In the very long run, exchange rates move to preserve purchasing power parity. In other words, at $2 to the pound, a product that costs $2 in the US should cost £1 in Britain. This implies that exchange rates should move in line with differences in inflation. If US inflation runs faster than that in Europe, the dollar must depreciate.

It is obvious to any international traveller that the dollar is trading well below parity. Since it peaked against the euro in October 2000, US inflation has been 18 per cent while eurozone inflation has been 14.7 per cent. That justifies a depreciation of 3 per cent or 4 per cent, not the 39 per cent depreciation that has in fact occurred.

Other long-term factors mean that purchasing power parity will not always be maintained. Most important is the current account balance. Alan Ruskin, currency strategist at RBS Greenwich Capital, points out that countries with large current account deficits tend to be weak relative to purchasing power parity.

That is the case for the US, which has been on a binge of buying imports. Classical theory says this should even out. The exchange rate should act as a balancing mechanism, making imports more expensive for Americans until a new equilibrium is reached. But now we have to take into account the market.
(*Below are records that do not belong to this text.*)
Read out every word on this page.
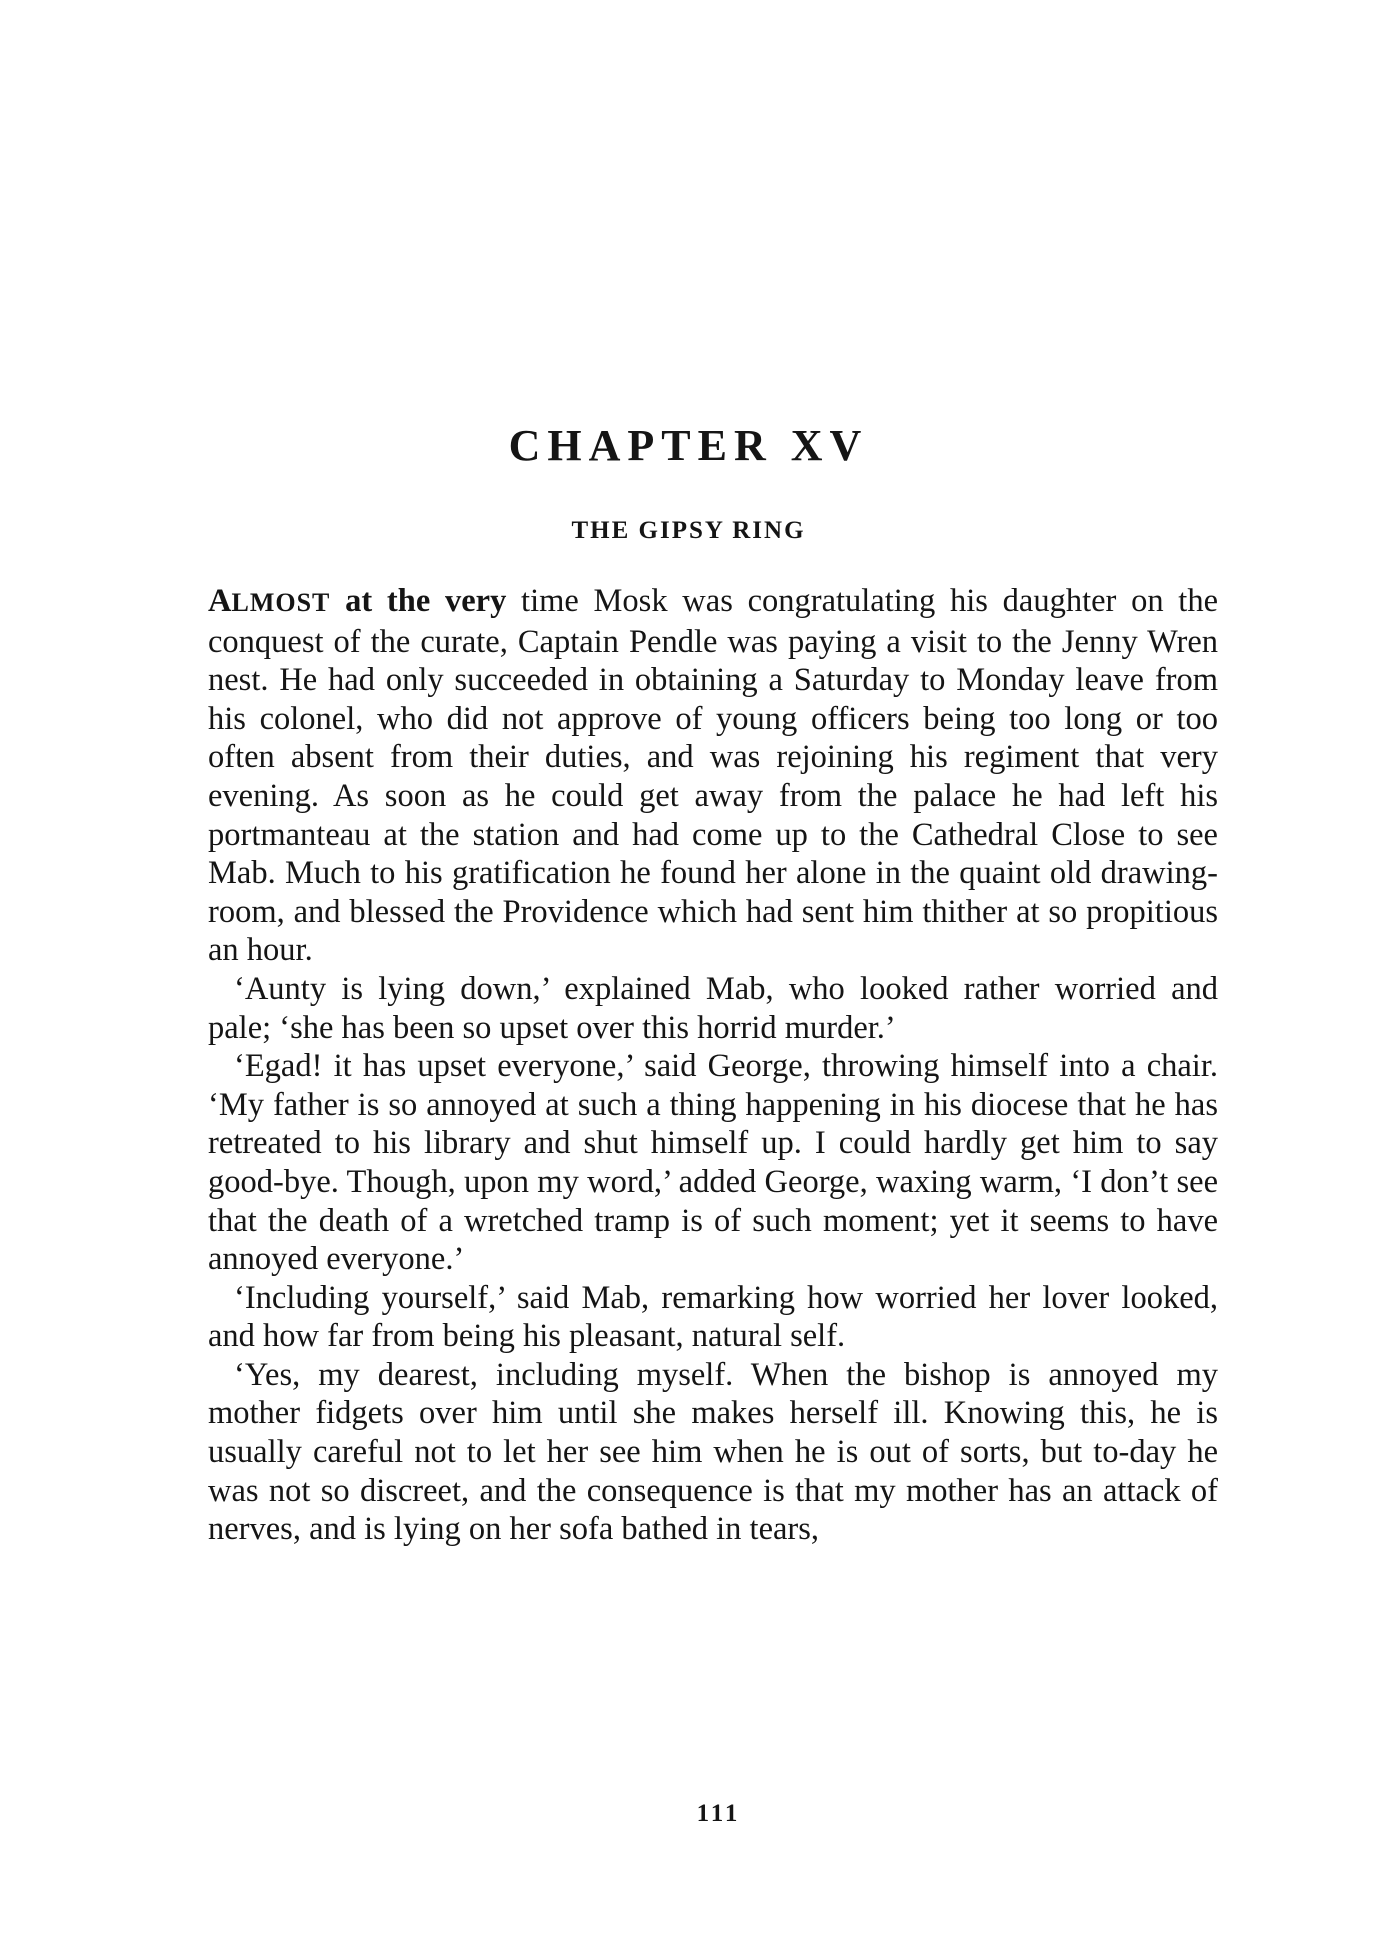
CHAPTER XV
THE GIPSY RING

ALMOST at the very time Mosk was congratulating his daughter on the conquest of the curate, Captain Pendle was paying a visit to the Jenny Wren nest. He had only succeeded in obtaining a Saturday to Monday leave from his colonel, who did not approve of young officers being too long or too often absent from their duties, and was rejoining his regiment that very evening. As soon as he could get away from the palace he had left his portmanteau at the station and had come up to the Cathedral Close to see Mab. Much to his gratification he found her alone in the quaint old drawing-room, and blessed the Providence which had sent him thither at so propitious an hour.

‘Aunty is lying down,’ explained Mab, who looked rather worried and pale; ‘she has been so upset over this horrid murder.’

‘Egad! it has upset everyone,’ said George, throwing himself into a chair. ‘My father is so annoyed at such a thing happening in his diocese that he has retreated to his library and shut himself up. I could hardly get him to say good-bye. Though, upon my word,’ added George, waxing warm, ‘I don’t see that the death of a wretched tramp is of such moment; yet it seems to have annoyed everyone.’

‘Including yourself,’ said Mab, remarking how worried her lover looked, and how far from being his pleasant, natural self.

‘Yes, my dearest, including myself. When the bishop is annoyed my mother fidgets over him until she makes herself ill. Knowing this, he is usually careful not to let her see him when he is out of sorts, but to-day he was not so discreet, and the consequence is that my mother has an attack of nerves, and is lying on her sofa bathed in tears,

111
Investors choosing where to park their money care about interest rates. If dollar interest rates are lower than in Europe, it makes sense to move funds to Europe, causing the euro to rise and the dollar to fall. The first bout of dollar weakness in this decade came as the Federal Reserve aggressively slashed rates to combat what it thought was a risk of deflation.

After the Fed tightened monetary policy again, the dollar recovered. Renewed weakness has come as the Fed has been on “pause” at 5.25 per cent while the European Central Bank and the Bank of England have had to get more aggressive. Barring a big surprise, next week’s central bank meetings will leave the UK with a higher lending rate than the US, while the ECB will signal that its rates will rise further.

The cyclical factor of interest rate differentials must play out alongside the secular factor of the US current account. If the decline is primarily cyclical, as Marc Chandler, foreign exchange strategist at Brown Brothers & Harriman suggests, then, once the dollar hits a trough, it can recover – particularly if the US economy proves more robust than the market’s bearish expectations for it.

Then come shortest-term factors. Foreign exchange is not for the nervous. Unlike bonds or stocks, it is a zero-sum game. For every trade, the loser loses as much as the winner gains. In the short-term, foreign exchange is a trading game.

Traders look at the direction and momentum of exchange rates and try to capitalise. Hence strategists such as Chandler are suggesting that the dollar has further to fall – maybe to £2.06 or to €2.40 before a psychological low is formed.

Other actors are important. A weak dollar changes investor perceptions of other markets. The flood of US investors’ money into overseas mutual funds over the past two years owes much to the falling dollar.

The S&P 500 this week regained the 1,500 level it last reached in September 2000. Since then, while the US market was flat, the FTSE index for the world excluding the US has risen 53 per cent in dollar terms. But in local currency terms, it has grown by only 19 per cent. For UK investors saddled with the strong pound, the world outside the US has grown only 9.7 per cent. All of this encourages investors to avoid the US and weakens the dollar.

Then there are central banks. China, Russia and India have received huge inflows of reserves in recent months and have sold dollars to remain diversified.

So what can bring the dollar higher? Mansoor Mohi-Uddin, forex strategist at UBS, suggests that central banks will have to stop selling dollars, while a rise in the perception of risk must scare investors into directing investment flows back into the US.

In the longer term, the US economy must grow more than the market expects. Easier said than done.